Pilkada dan Dwifungsi TNI/Polri

Khoirul Iksan

2 min read

Tinggal menghitung hari dan pekan saja, Pemilihan Kepala Daerah (Pilkada) serentak se-Indonesia dalam rangka memilih gubernur, bupati, dan wali kota akan dilaksanakan. Salah satu yang harus diperhatikan adalah kemunculan kandidat yang berlatarbelakang TNI dan Polri.

Memang, semua orang atau pihak dapat mencalonkan diri untuk menjadi pemimpin, tak terkecuali eks aparatur negara pun bisa mencalonkan diri maju di pemilu.
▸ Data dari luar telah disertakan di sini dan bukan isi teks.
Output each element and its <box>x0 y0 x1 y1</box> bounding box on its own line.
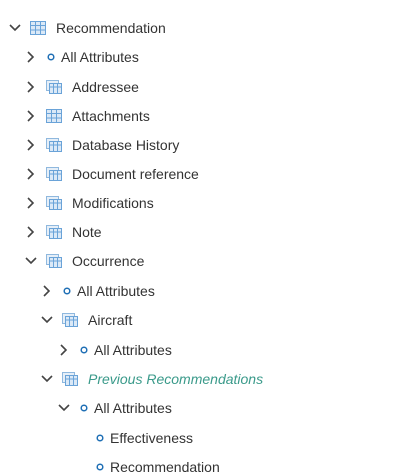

Bahkan presiden terpilih pada pemilihan presiden tahun ini, yakni Prabowo Subianto, adalah mantan jenderal TNI. Sebelumnya juga ada SBY yang terpilih sebagai presiden melalui sistem demokrasi.

Dwifungsi

Aparatur negara, khususnya orang-orang militer, berpartisipasi dan berkompetisi dalam pemilu dimulai sejak era Orde Baru, di bawah rezim Soeharto, yang dilegitimasi melalui penetapan dasar hukum yang berkesinambungan, dari Ketetapan MPRS No. II Tahun 1969 hingga Ketetapan MPR No. IV Tahun 1978, juga Undang-Undang No. 82 Tahun 1982 tentang peran ganda TNI sebagai alat pertahanan negara dan peran di ranah kehidupan sosial-politik, yang sering disebut dengan Dwifungsi ABRI. Atas nama Dwifungsi ABRI, dengan dukungan dasar hukum yang kuat itu, militer Indonesia mengemban dua tugas utama. Pertama, menjaga keamanan serta ketertiban negara, dan kedua, memegang kekuasaan serta (berhak) mengatur negara. Selain itu, ABRI berperan ganda sebagai “dinamisator sekaligus stabilisator” dalam kehidupan berbangsa dan bernegara (Arifin Tambunan, dkk., Pejuang dan Prajurit: Konsepsi dan Implementasi Dwifungsi ABRI, 1984:171).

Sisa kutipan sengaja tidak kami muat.